Los jueces de este país tienen, qué duda cabe, muchas cuentas que rendir, y también mucha casa o palacio que limpiar, de antes y de ahora. Pero no es justo ni democrático hacer de ellos, y menos cuando dan cumplimiento a un deber legal, el cómodo chivo expiatorio de males cuyas raíces están claramente en otra parte.

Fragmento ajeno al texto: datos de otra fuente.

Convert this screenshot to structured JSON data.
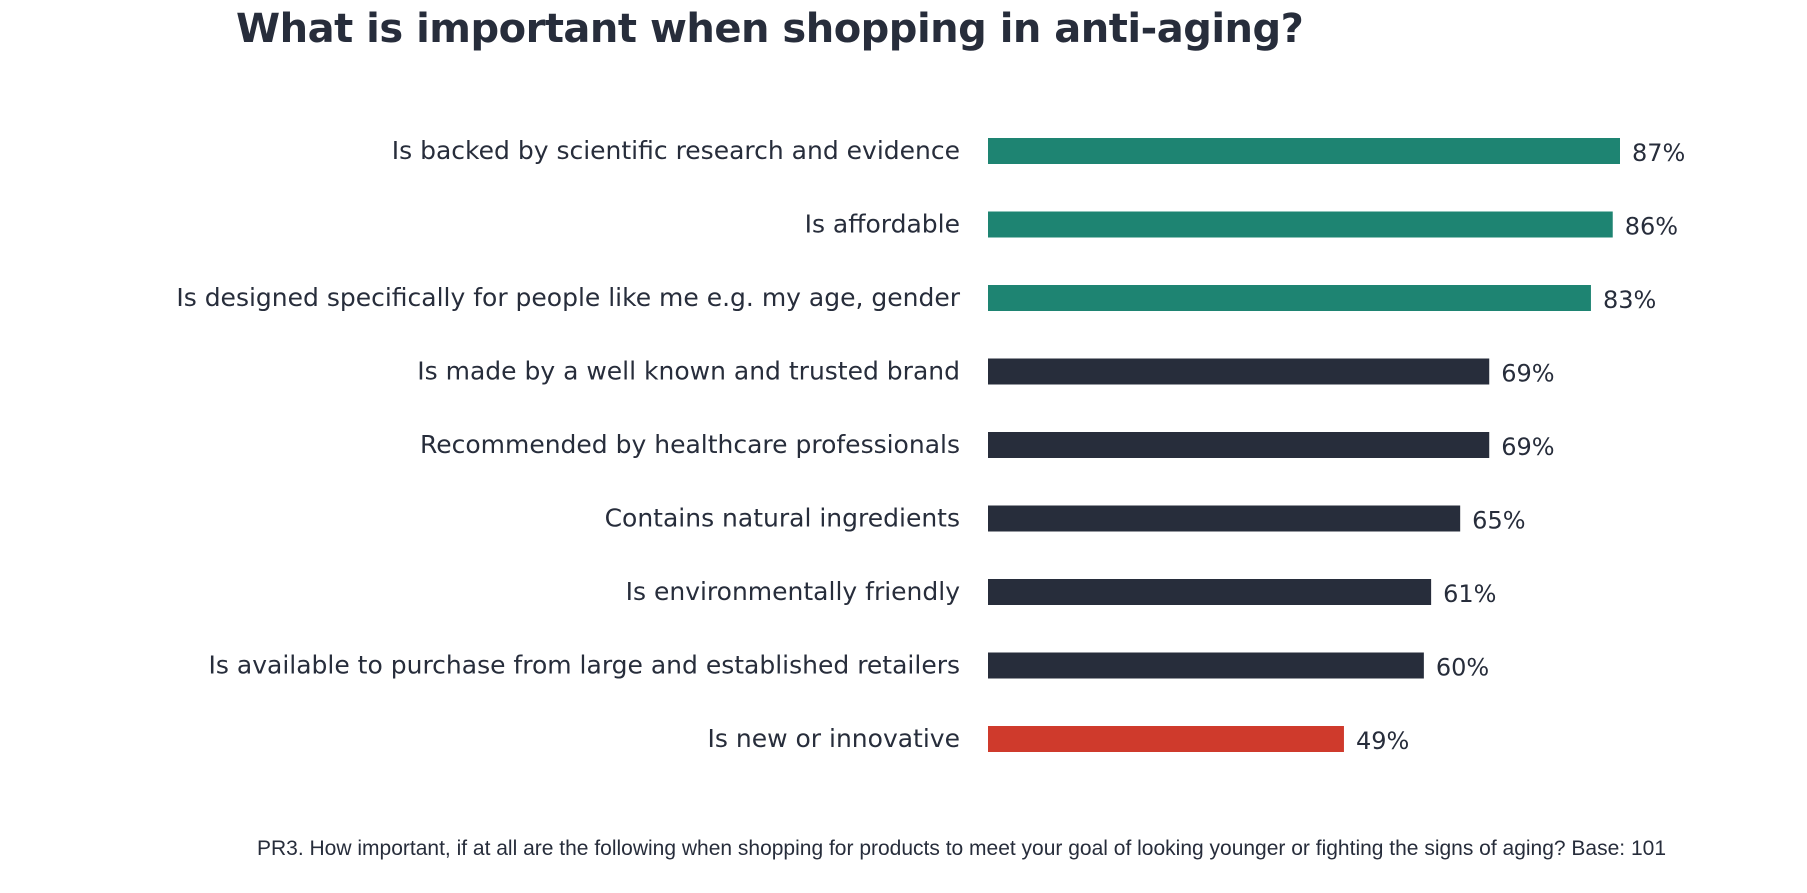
{
  "title": "What is important when shopping in anti-aging?",
  "footnote": "PR3. How important, if at all are the following when shopping for products to meet your goal of looking younger or fighting the signs of aging? Base: 101",
  "colors": {
    "top": "#1e8472",
    "middle": "#272d3b",
    "bottom": "#cf3a2c",
    "text": "#272d3b"
  },
  "chart_data": {
    "type": "bar",
    "orientation": "horizontal",
    "categories": [
      "Is backed by scientific research and evidence",
      "Is affordable",
      "Is designed specifically for people like me e.g. my age, gender",
      "Is made by a well known and trusted brand",
      "Recommended by healthcare professionals",
      "Contains natural ingredients",
      "Is environmentally friendly",
      "Is available to purchase from large and established retailers",
      "Is new or innovative"
    ],
    "values": [
      87,
      86,
      83,
      69,
      69,
      65,
      61,
      60,
      49
    ],
    "value_labels": [
      "87%",
      "86%",
      "83%",
      "69%",
      "69%",
      "65%",
      "61%",
      "60%",
      "49%"
    ],
    "bar_color_groups": [
      "top",
      "top",
      "top",
      "middle",
      "middle",
      "middle",
      "middle",
      "middle",
      "bottom"
    ],
    "xlim": [
      0,
      100
    ],
    "grid": false,
    "legend": "none"
  }
}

No es lo malo -con ser legítimamente lamentable- que se incoen ciertas causas. Lo grave es que un comisario pueda tener o entender como deber algo que se estrella con el Código Penal con la misma fuerza que lo hizo el coche de tres fugitivos, procedentes de Francia un día aciago, contra la barrera de un puesto fronterizo. Lo grave es la recurrente presencia de indicios de atentados contra la integridad de las personas en dependencias policiales. Como lo es también, porque el tema dé para más y en otros ámbitos, que la intimidad y el derecho a la vida privada puedan ser en muchos casos un valor de no demasiada cotización en la práctica de cierto tipo de servicios. O que resulte tan inasequible para un fiscal de ejemplar dedicación y tenacidad, nombrado ad hoc, coordinar la lucha antidroga de los dos cuerpos que la protagonizan. O que con preocupante frecuencia una parte de la heroina capturada se pierda antes de llegar -a los juzgados.

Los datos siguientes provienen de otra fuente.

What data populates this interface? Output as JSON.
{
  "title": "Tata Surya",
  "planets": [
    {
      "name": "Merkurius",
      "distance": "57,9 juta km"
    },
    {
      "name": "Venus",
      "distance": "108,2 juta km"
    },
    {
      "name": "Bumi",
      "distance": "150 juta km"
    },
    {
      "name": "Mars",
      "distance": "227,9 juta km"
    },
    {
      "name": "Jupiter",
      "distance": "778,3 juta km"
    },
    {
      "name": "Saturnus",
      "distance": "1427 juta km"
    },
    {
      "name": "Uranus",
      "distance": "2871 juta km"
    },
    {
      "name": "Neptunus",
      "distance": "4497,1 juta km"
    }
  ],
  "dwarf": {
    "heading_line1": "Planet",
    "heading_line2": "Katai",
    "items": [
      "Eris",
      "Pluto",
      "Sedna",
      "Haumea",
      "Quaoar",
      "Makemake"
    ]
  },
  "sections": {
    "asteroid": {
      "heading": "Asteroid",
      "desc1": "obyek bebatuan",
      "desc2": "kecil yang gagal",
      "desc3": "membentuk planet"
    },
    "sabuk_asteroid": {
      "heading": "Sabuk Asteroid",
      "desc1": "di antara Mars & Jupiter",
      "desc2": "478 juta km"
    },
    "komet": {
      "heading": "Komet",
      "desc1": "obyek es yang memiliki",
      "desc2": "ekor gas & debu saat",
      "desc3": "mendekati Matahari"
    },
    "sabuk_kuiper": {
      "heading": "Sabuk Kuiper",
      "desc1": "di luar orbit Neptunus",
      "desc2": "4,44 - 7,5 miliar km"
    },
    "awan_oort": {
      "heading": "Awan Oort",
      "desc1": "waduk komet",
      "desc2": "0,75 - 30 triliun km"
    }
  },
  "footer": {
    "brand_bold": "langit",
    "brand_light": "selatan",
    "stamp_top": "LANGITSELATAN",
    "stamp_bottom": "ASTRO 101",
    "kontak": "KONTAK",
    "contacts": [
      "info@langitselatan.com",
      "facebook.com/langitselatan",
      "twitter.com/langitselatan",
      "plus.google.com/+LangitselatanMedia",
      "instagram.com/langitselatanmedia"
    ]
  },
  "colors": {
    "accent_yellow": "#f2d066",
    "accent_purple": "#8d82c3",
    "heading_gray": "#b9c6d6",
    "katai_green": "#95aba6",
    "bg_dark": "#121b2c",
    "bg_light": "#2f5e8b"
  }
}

No existe ninguna razón plausible (ni siquiera la perversa sinrazón del terrorismo que nos golpea) que haga buenas todas estas cosas. Sí cabe formarse una idea de lo complejo que debe ser reconducirlas. Pero la información veraz, la transparencia, una cierta racionalidad en el tratamiento de algunos asuntos, podrían al menos alentar la confianza de que en esto no se espera desesperanzadamente. A sabiendas de lo particularmente dificil que. tiene que resultar en este campo, con aquellos polvos y estos Iodos, andar el camino de la democracia.

Perfecto Andrés Ibáñez es magistrado y miembro del Consejo General del Poder Judicial.